Just When You Thought It Was Safe
I recently boarded an American Airlines 737 with big plans to catch up on some movies I’d missed in the theater. As I approached my seat, I noticed that the airplane was sparkling new and therefore I naturally assumed I’d be greeted with the latest in onboard entertainment technology.
Imagine my horror when I laid eyes on the tragic, empty shell that used to house the seat-back video units that we’ve come to expect onboard civilized airliners.
Airlines are finding it much more economical to provide content accessed through their own WiFi portals via a passenger’s own smartphone and/or tablets. Sometimes content and WiFi is free and sometimes it’s not, it depends on the content and the airline.
Tip: Always Pack Your Tablet!
Luckily, I always carry my iPad with me as this wasn’t my first rodeo and I’d been let down by airlines more than once or a hundred times before. Just as I muttered something to myself about having to hold my tablet in viewing position the whole flight, I was surprised and grateful to discover that the new seats had been equipped with tray-tables featuring very handy flaps to hold tablets and phones upright for easy movie watching, even with meal trays present.

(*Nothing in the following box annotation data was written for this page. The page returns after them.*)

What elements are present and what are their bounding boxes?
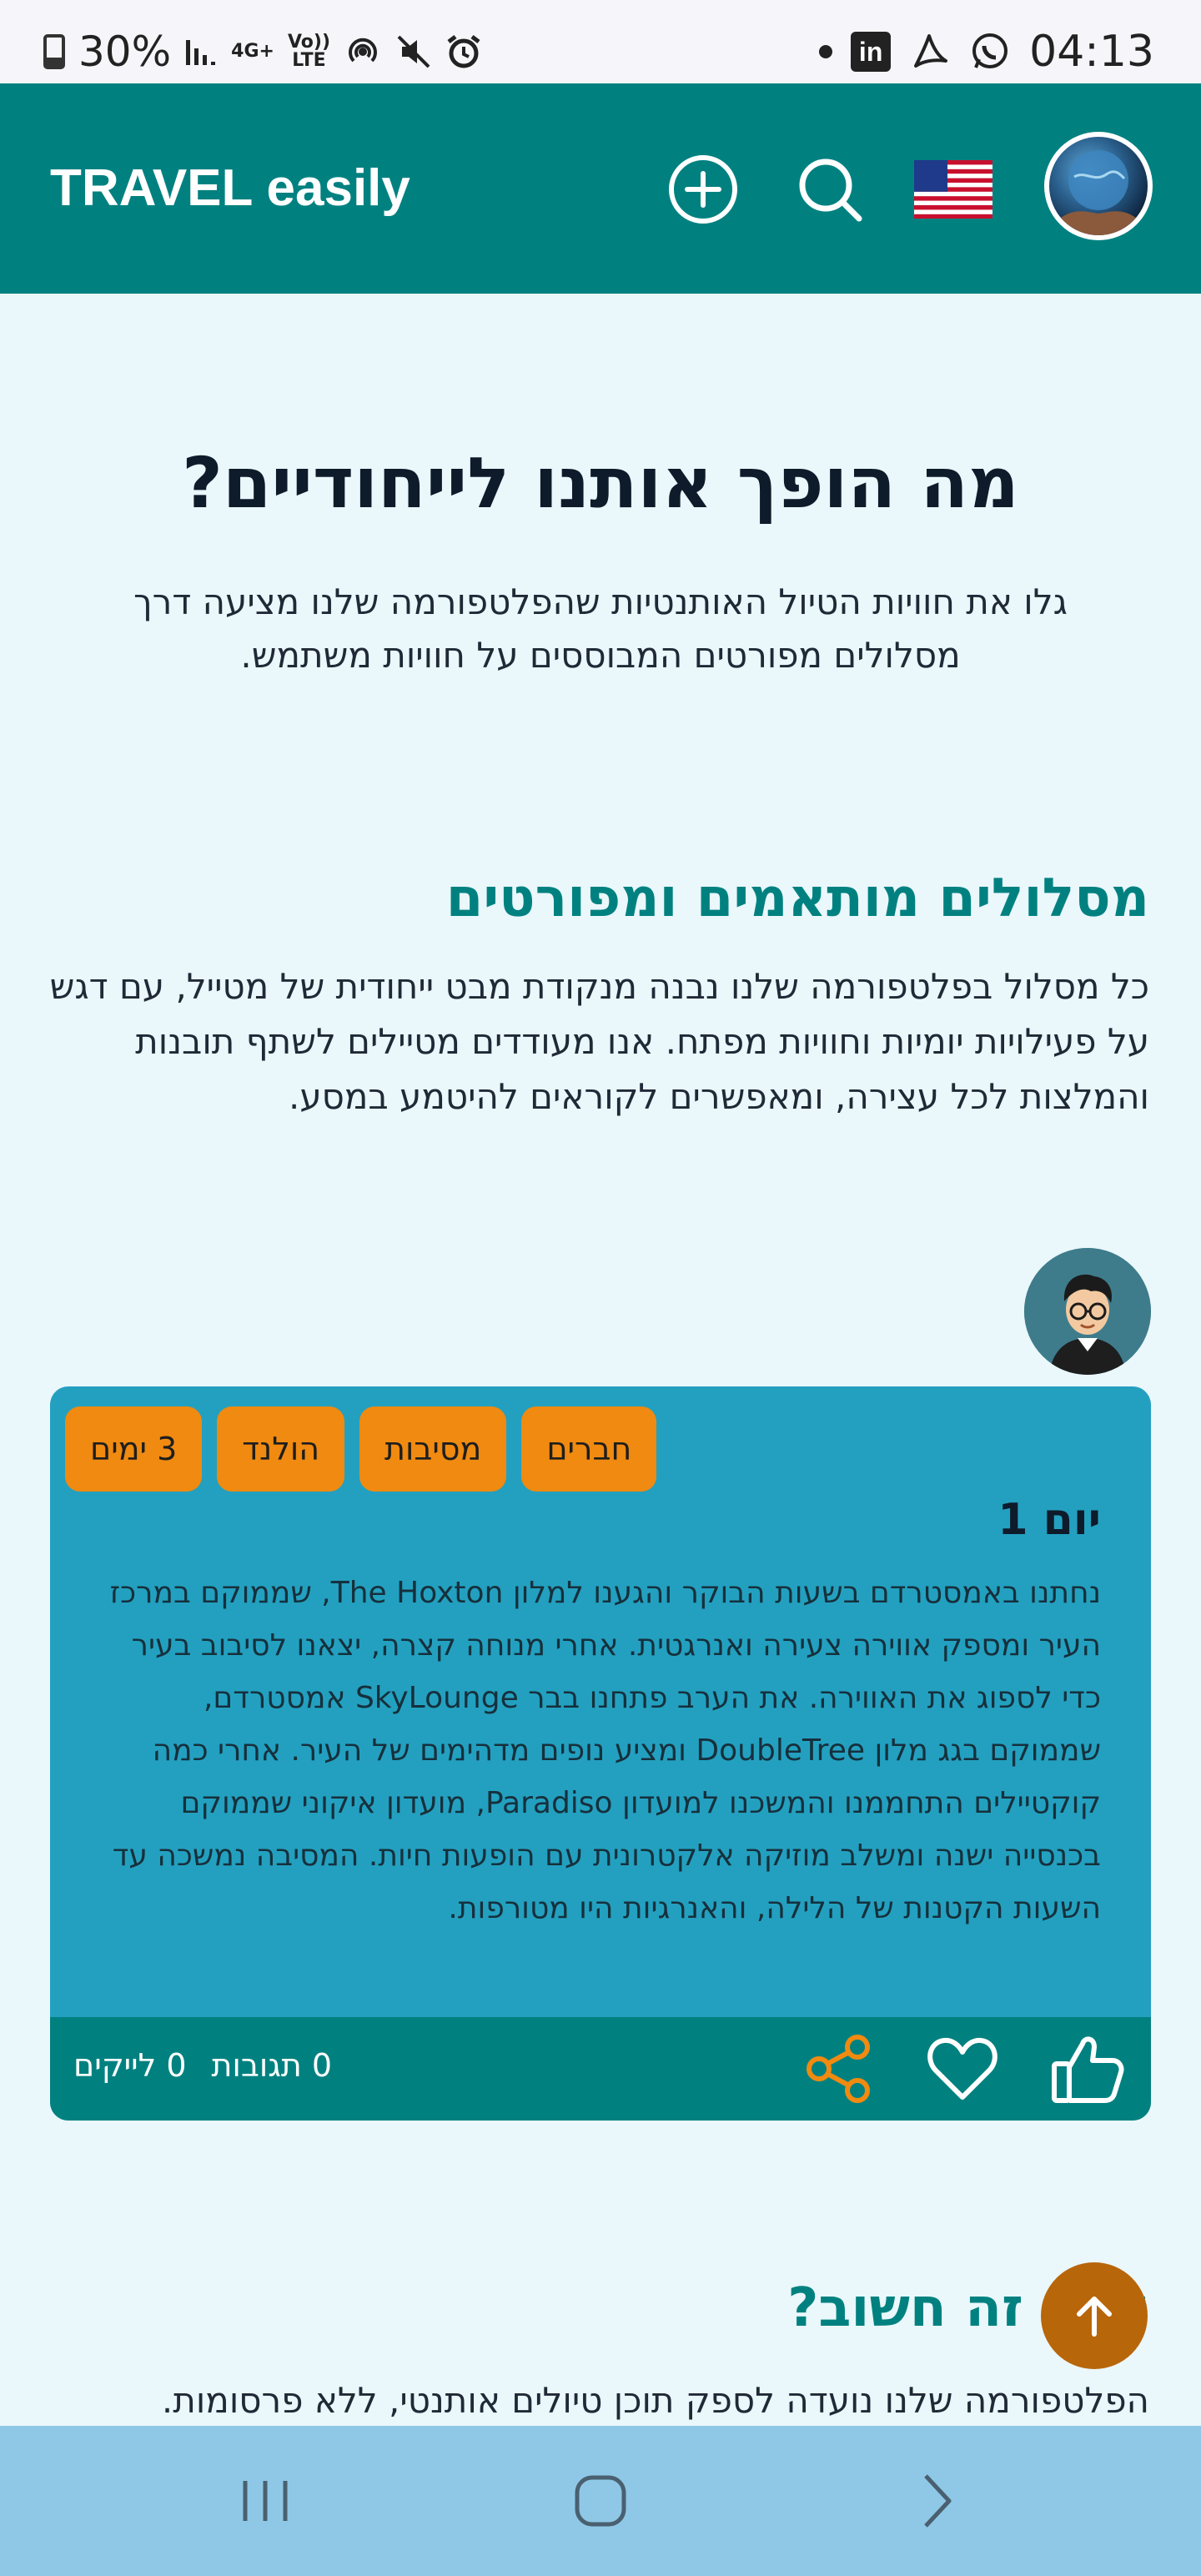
home-icon[interactable] <box>567 2468 634 2534</box>
section-title: מסלולים מותאמים ומפורטים <box>445 868 1149 929</box>
tag-country[interactable]: הולנד <box>217 1406 345 1492</box>
tag-friends[interactable]: חברים <box>521 1406 657 1492</box>
battery-percent: 30% <box>78 28 172 76</box>
clock: 04:13 <box>1029 27 1154 77</box>
signal-icon <box>186 40 216 65</box>
app-header: TRAVEL easily <box>0 83 1201 294</box>
notification-dot-icon <box>819 45 833 58</box>
engagement-counts: 0 לייקים 0 תגובות <box>73 2047 332 2084</box>
add-circle-icon[interactable] <box>667 153 739 225</box>
tag-duration[interactable]: 3 ימים <box>65 1406 203 1492</box>
us-flag-icon[interactable] <box>914 160 992 219</box>
recent-apps-icon[interactable] <box>232 2468 299 2534</box>
card-footer: 0 לייקים 0 תגובות <box>50 2017 1151 2121</box>
day-description: נחתנו באמסטרדם בשעות הבוקר והגענו למלון … <box>109 1576 1101 1925</box>
system-nav-bar <box>0 2426 1201 2576</box>
likes-count: 0 לייקים <box>73 2047 187 2084</box>
author-avatar-image <box>1024 1248 1151 1375</box>
day-title: יום 1 <box>997 1495 1101 1545</box>
volte-top: Vo)) <box>287 32 330 53</box>
brand-logo[interactable]: TRAVEL easily <box>50 158 410 218</box>
mute-icon <box>397 35 430 68</box>
section2-text: הפלטפורמה שלנו נועדה לספק תוכן טיולים או… <box>161 2380 1149 2421</box>
hero-title: מה הופך אותנו לייחודיים? <box>182 442 1019 524</box>
back-chevron-icon[interactable] <box>902 2468 969 2534</box>
arrow-up-icon <box>1077 2297 1112 2337</box>
hero-subtitle: גלו את חוויות הטיול האותנטיות שהפלטפורמה… <box>133 581 1068 676</box>
thumbs-up-icon[interactable] <box>1049 2030 1126 2107</box>
status-right: in 04:13 <box>819 25 1154 78</box>
whatsapp-icon <box>972 33 1008 68</box>
acrobat-icon <box>914 34 948 68</box>
network-4g-icon: 4G+ <box>231 41 274 62</box>
alarm-icon <box>447 35 480 68</box>
battery-icon <box>43 34 65 69</box>
heart-icon[interactable] <box>924 2030 1001 2107</box>
section-text: כל מסלול בפלטפורמה שלנו נבנה מנקודת מבט … <box>49 966 1149 1117</box>
volte-icon: Vo)) LTE <box>288 33 330 70</box>
comments-count[interactable]: 0 תגובות <box>212 2047 333 2084</box>
hotspot-icon <box>349 38 377 63</box>
status-bar: 30% 4G+ Vo)) LTE in 04:13 <box>0 0 1201 83</box>
tag-parties[interactable]: מסיבות <box>359 1406 507 1492</box>
itinerary-card[interactable]: 3 ימים הולנד מסיבות חברים יום 1 נחתנו בא… <box>50 1386 1151 2121</box>
globe-hands-image <box>1058 150 1139 235</box>
scroll-to-top-button[interactable] <box>1041 2262 1148 2369</box>
tag-list: 3 ימים הולנד מסיבות חברים <box>65 1406 657 1492</box>
volte-bottom: LTE <box>292 50 326 71</box>
author-avatar[interactable] <box>1024 1248 1151 1375</box>
share-icon[interactable] <box>801 2030 877 2107</box>
status-left: 30% 4G+ Vo)) LTE <box>43 25 482 78</box>
linkedin-icon: in <box>851 32 892 72</box>
search-icon[interactable] <box>794 153 866 225</box>
profile-avatar[interactable] <box>1044 132 1153 240</box>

But the experience got me thinking…which airlines really offer the best inflight entertainment options when all is said and done?
Ranking In-Flight Entertainment
A recent inflight entertainment report, from CableTV.com breaks down the offerings and ranks them from best to worst to make choosing your next flight easier.
Here are more details of CableTV.com’s ranking logic:
Alaska Airlines ranked first amongst the 10 major US airline companies — offering just a little more of everything in comparison to their competitors.
More airlines are rolling out free in-air messaging — this in-flight perk is offered on Alaska Airlines, Southwest, Delta, JetBlue, and (very select) United flights.
Four airlines tied for fourth place: American Airlines, JetBlue, Hawaiian Airlines, and United.
Unsurprisingly, the three distinctively budget US airline companies, Allegiant, Frontier, and Spirit Airlines tied for the lowest position, offering no entertainment options to their passengers.
Does an airline’s in-flight entertainment program influence your choice of airline?